Can anyone tell me what this message says. It came in my regular email and I don't understand a word of it. I'm worried that it's some kind of a scam and someone has gotten into my PayPal account and made a transaction without my authorization. I'm from the USA and haven't ordered anything from Europe, or particularly, from France. I did order a couple books from Amazon, but I think they were both being shipped from locations inside the USA.

Cher utilisateur PayPal

Mise à jour nécessaire de votre compte

En raison de préoccupations pour la sécurité et l'intégrité de votre
compte PayPal, nous avons publié ce message d'avertissement.

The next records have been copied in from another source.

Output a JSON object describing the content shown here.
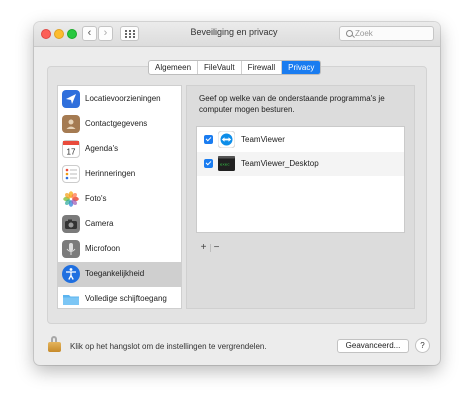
{
  "window": {
    "title": "Beveiliging en privacy",
    "search_placeholder": "Zoek",
    "back": "‹",
    "forward": "›"
  },
  "tabs": [
    {
      "label": "Algemeen",
      "active": false
    },
    {
      "label": "FileVault",
      "active": false
    },
    {
      "label": "Firewall",
      "active": false
    },
    {
      "label": "Privacy",
      "active": true
    }
  ],
  "sidebar": {
    "items": [
      {
        "label": "Locatievoorzieningen",
        "icon": "location-arrow-icon"
      },
      {
        "label": "Contactgegevens",
        "icon": "contacts-book-icon"
      },
      {
        "label": "Agenda's",
        "icon": "calendar-icon",
        "icon_text": "17"
      },
      {
        "label": "Herinneringen",
        "icon": "reminders-list-icon"
      },
      {
        "label": "Foto's",
        "icon": "photos-flower-icon"
      },
      {
        "label": "Camera",
        "icon": "camera-icon"
      },
      {
        "label": "Microfoon",
        "icon": "microphone-icon"
      },
      {
        "label": "Toegankelijkheid",
        "icon": "accessibility-icon",
        "selected": true
      },
      {
        "label": "Volledige schijftoegang",
        "icon": "folder-icon"
      }
    ]
  },
  "main": {
    "description": "Geef op welke van de onderstaande programma's je computer mogen besturen.",
    "apps": [
      {
        "name": "TeamViewer",
        "checked": true,
        "icon": "teamviewer-icon"
      },
      {
        "name": "TeamViewer_Desktop",
        "checked": true,
        "icon": "terminal-exec-icon"
      }
    ],
    "add": "+",
    "remove": "−"
  },
  "footer": {
    "lock_text": "Klik op het hangslot om de instellingen te vergrendelen.",
    "advanced_label": "Geavanceerd...",
    "help_label": "?"
  },
  "colors": {
    "accent": "#1a7cf0",
    "selection": "#cfcfcf",
    "window_bg": "#ececec"
  }
}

Il a été porté à notre attention que votre compte PayPal doit être
mis à jour dans le cadre de notre engagement continu pour protéger votre compte et à réduire les cas de fraude sur notre site Web. Si vous pouviez prendre 5-10 minutes de votre expérience en ligne et de mettre à jour vos dossiers personnels.

Une fois que vous avez mis à jour votre compte, vous ne rencontrez l'avenir des problèmes avec le service en ligne.

Mettre à jour maintenant


Nous vous remercions de votre grande attention à cette question. S'il vous plaît comprenez que c'est une mesure de sécurité destinée à vous protéger ainsi que votre compte.
____________________________________________________________________________

Copyright © 1999-2010 PayPal. Tous droits reserves.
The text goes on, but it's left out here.